Solar Energetic Particles: Spatial Extent and Implications of the H and He Abundances

TL;DR

This paper investigates the spatial extent and elemental abundance variations of solar energetic particles, emphasizing how shock acceleration, seed populations, and different solar events influence SEP composition and distribution.

Contribution

It provides new insights into how shock waves and seed populations affect SEP abundances, especially for helium isotopes, across different solar event types.

Findings

Large shock waves can reaccelerate impulsive ions, affecting SEP composition.

Differences in 4He/O ratios depend on seed populations and acceleration modes.
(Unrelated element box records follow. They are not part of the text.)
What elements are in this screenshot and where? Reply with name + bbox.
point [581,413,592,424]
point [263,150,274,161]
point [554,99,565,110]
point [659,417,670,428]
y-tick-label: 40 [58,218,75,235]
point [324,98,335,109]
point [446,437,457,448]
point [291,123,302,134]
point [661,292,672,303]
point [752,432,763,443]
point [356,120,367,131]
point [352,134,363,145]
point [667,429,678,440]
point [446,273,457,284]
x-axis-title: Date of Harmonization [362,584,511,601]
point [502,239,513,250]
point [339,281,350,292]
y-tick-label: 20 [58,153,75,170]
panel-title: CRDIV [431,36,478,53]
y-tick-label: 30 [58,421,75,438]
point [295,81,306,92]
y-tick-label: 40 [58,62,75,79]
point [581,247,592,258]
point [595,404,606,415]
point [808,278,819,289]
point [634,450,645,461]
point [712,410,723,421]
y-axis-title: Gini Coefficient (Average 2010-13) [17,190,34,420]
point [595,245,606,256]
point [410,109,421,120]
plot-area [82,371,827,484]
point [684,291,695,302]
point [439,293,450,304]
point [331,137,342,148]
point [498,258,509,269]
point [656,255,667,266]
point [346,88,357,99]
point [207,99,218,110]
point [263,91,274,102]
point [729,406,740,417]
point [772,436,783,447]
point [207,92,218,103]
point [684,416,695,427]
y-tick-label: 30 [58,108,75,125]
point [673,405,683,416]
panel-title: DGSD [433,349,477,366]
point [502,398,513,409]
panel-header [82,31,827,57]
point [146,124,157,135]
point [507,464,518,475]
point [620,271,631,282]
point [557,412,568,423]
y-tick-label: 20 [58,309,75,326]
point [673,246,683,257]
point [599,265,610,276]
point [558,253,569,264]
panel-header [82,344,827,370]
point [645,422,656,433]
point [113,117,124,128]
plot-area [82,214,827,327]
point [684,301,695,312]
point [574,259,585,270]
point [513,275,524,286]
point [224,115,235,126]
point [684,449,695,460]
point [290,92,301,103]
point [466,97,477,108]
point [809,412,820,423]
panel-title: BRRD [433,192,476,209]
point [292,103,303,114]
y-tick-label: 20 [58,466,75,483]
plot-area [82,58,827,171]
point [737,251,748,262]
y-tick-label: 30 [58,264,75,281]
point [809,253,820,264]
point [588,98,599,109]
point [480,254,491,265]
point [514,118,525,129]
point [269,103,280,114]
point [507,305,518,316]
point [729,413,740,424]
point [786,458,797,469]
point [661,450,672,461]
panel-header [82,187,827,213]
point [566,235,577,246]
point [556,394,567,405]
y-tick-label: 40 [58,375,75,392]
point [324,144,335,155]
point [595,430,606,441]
SEP events sampling multiple seed populations show higher 4He/O ratios.

Abstract

One of the earliest indicators of the importance of shock acceleration of solar energetic particles (SEPs) was the broad spatial extent of the "gradual" SEP events produced as the shock waves, driven by wide, fast coronal mass ejections (CMEs), expand across the Sun with cross-field transport mediated by the shocks. Contrasting "impulsive" SEP events, with characteristic enhancements of 3He and of heavy elements, are now associated with magnetic reconnection on open field lines in solar jets. However, large shock waves can also traverse pools of residual impulsive suprathermal ions and jets can produce fast CMEs that drive shock waves; in both cases shocks reaccelerate ions with the "impulsive" abundance signatures as well as coronal plasma. These more-complex events produce "excess protons" that identify this process, and recently, differences in the distribution of 4He abundances have also been found to depend upon the combination of seed population and acceleration mode. Extreme differences in the 4He abundances may reflect underlying differences in the abundances of the coronal regions being sampled by solar jets and, surprisingly, SEP events where shock waves sample two seed-particle populations seem to have about twice the 4He/O ratio of those with a single source.